Yes, that does seem to always be the limiting factor, doesn't it? :) I did find it worthwhile to finish the Art of Rigging first, though. Pierrick's an awesome teacher, but I'm not at all sure I would have groked it fully if it hadn't been the second or third time around for certain concepts. The hardest thing was eating my vegetables first and finishing the Rigging course, which was less interesting because I've got Daz's rig already and if I ever actually rig a character myself, something else has already gone terribly wrong.
I think this holds true to Blender for most things. I see what people are doing with Blender and I am just so awestruck; and it's like, "Oh-oh, I want to do that!!", and, "Oh, wow! I want to do that, too!!'. So I watch the tuts on how to do 'that', and suddenly realise I need more of the fundamentals before I can tackle it. I'm like a kid in a candy shop, and your Mum tells you that you'll spoil your dinner, so I definitely understand the veggie comparison. I have now approached things in a different way. I have an animated scene in mind that I want to do, and so I've started with the big picture and will wheedle it down piece by piece. Learning each facet as I go. I have now finished most of the practical lessons for beginners so that I feel I have a grasp (however loosely) of each aspect, but I find unless I can use Blender in a practical sense, I won't retain the knowledge. Anyway, so far so good..it seems to be working. I never knew this could be so much fun, just enjoying the journey and the community...I thirst for more, and it's actually giving me so much personal confidence in the meantime.
Will definitely take your advice and do the rigging course first. It's something I have always wanted to get my head around anyway.

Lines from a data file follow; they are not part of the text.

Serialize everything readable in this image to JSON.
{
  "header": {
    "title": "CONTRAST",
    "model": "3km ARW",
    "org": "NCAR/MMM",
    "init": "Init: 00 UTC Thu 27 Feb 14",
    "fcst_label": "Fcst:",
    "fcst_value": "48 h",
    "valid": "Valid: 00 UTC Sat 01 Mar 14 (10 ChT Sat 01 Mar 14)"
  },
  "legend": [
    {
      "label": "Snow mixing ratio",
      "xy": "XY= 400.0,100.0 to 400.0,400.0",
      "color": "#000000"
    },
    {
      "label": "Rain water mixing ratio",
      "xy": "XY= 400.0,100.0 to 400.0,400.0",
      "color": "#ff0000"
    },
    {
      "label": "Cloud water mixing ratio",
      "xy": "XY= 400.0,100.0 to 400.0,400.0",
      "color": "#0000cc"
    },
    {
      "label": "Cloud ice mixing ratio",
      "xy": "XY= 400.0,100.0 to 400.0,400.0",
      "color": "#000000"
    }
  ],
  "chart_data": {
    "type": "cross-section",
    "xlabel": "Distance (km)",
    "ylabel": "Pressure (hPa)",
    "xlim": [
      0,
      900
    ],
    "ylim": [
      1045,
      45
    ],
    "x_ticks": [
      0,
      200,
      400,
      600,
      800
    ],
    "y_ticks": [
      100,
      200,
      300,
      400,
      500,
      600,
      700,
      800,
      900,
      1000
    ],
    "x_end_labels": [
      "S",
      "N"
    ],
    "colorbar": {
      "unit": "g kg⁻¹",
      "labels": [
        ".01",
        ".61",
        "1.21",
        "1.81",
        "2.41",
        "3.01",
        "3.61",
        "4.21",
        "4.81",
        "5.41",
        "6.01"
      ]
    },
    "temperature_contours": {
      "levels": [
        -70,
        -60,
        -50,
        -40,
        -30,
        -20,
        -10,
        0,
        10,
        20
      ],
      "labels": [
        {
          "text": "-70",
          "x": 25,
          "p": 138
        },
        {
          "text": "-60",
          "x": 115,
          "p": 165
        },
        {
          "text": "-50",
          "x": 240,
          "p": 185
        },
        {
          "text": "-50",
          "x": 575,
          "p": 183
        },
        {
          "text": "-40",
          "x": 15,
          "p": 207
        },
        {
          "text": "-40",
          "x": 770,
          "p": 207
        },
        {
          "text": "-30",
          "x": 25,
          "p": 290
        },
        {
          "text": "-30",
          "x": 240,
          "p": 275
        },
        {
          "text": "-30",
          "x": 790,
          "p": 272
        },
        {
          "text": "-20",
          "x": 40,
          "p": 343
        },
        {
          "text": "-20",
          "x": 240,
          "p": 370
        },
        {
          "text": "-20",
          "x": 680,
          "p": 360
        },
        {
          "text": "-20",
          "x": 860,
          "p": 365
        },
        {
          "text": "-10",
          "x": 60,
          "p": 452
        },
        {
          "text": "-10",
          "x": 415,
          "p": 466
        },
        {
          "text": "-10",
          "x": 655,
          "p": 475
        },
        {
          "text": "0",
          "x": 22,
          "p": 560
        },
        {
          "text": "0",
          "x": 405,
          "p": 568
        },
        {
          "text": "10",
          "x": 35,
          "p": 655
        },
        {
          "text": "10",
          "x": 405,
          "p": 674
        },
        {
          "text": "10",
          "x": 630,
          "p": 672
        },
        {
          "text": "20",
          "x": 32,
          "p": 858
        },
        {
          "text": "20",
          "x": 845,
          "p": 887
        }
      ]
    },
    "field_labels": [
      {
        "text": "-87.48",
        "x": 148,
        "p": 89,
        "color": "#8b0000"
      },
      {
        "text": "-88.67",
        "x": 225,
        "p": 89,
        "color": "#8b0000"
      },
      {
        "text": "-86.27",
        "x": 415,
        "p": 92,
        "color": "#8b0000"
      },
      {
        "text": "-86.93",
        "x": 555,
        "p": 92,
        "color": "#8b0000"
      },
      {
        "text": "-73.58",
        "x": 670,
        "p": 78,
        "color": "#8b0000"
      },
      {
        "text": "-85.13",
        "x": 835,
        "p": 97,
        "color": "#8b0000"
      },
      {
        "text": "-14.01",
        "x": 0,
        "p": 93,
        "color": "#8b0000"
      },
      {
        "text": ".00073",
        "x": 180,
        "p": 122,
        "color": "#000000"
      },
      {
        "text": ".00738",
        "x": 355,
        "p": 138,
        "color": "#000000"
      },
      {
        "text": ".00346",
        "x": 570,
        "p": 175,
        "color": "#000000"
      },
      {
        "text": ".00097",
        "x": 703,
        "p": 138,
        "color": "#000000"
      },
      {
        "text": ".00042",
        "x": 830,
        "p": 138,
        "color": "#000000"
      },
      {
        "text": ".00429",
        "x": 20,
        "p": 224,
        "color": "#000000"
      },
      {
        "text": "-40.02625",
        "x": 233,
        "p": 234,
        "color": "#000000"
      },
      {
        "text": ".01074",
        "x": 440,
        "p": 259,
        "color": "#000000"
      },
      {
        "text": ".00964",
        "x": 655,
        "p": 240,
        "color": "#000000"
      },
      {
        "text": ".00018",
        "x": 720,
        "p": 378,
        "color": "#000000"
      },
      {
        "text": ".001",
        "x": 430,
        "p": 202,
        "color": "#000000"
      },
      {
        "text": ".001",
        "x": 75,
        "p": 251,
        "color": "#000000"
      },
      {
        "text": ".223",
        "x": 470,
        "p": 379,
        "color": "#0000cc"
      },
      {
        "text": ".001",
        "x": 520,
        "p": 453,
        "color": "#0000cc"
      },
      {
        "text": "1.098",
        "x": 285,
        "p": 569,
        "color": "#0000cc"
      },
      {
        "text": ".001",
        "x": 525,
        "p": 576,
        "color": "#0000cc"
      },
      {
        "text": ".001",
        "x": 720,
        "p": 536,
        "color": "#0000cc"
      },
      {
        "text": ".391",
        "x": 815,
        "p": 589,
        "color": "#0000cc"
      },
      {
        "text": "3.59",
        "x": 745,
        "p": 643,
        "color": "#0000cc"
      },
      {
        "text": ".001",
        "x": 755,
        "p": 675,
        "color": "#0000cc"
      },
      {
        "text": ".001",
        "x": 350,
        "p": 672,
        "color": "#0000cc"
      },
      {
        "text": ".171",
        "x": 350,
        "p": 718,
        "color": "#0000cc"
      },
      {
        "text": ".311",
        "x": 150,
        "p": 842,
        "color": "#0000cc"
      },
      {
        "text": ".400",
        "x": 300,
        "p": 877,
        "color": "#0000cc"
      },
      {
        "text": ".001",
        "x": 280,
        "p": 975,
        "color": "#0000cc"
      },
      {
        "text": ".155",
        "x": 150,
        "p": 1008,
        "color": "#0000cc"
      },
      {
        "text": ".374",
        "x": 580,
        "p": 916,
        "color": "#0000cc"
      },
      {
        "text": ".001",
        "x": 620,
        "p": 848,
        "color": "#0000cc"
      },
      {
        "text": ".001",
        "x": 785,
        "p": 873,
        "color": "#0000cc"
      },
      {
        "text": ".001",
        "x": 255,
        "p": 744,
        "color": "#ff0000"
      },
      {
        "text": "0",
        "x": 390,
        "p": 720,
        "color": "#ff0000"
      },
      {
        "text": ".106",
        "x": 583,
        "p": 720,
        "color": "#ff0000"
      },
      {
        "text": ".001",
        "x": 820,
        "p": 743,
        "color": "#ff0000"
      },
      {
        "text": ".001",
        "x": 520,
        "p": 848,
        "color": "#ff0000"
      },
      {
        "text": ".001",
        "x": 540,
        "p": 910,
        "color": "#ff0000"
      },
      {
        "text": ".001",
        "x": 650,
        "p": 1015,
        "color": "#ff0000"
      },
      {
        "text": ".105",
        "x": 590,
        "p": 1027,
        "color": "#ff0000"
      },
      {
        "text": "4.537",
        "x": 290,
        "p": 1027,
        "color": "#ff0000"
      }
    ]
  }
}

I really like your videos on YouTube, they help me enormously. Especially like your Ghost in the Shell animations. Will def have a look at this add-on because I tried to learn Maya first, and spent stupid amounts of money only to realise it wasn't sustainable, and so I took a nose dive into Blender. Is it in the Blender Marketplace?
+1000
If I had to give up every addon that I had, except for one, it'd be Animation Layers.
It might at the usual suspects as well, but I got it at blendermarket.com
Thanks I am glad you found them helpful
@TheMysteryIsThePoint
indeed I was planning to get this animation layers add-on for over year but I needed to nail down a pipeline that uses the rigify controls along with mocap retargeting.
I now have these options for both my Iclone Characters( imported via the Blender pipeline tool) as well as the EXPY kit rigify retargeter for genesis diffeo imports!
@Wolf359 Your stuff, your pipeline not even to mention the final results, are always inspiring.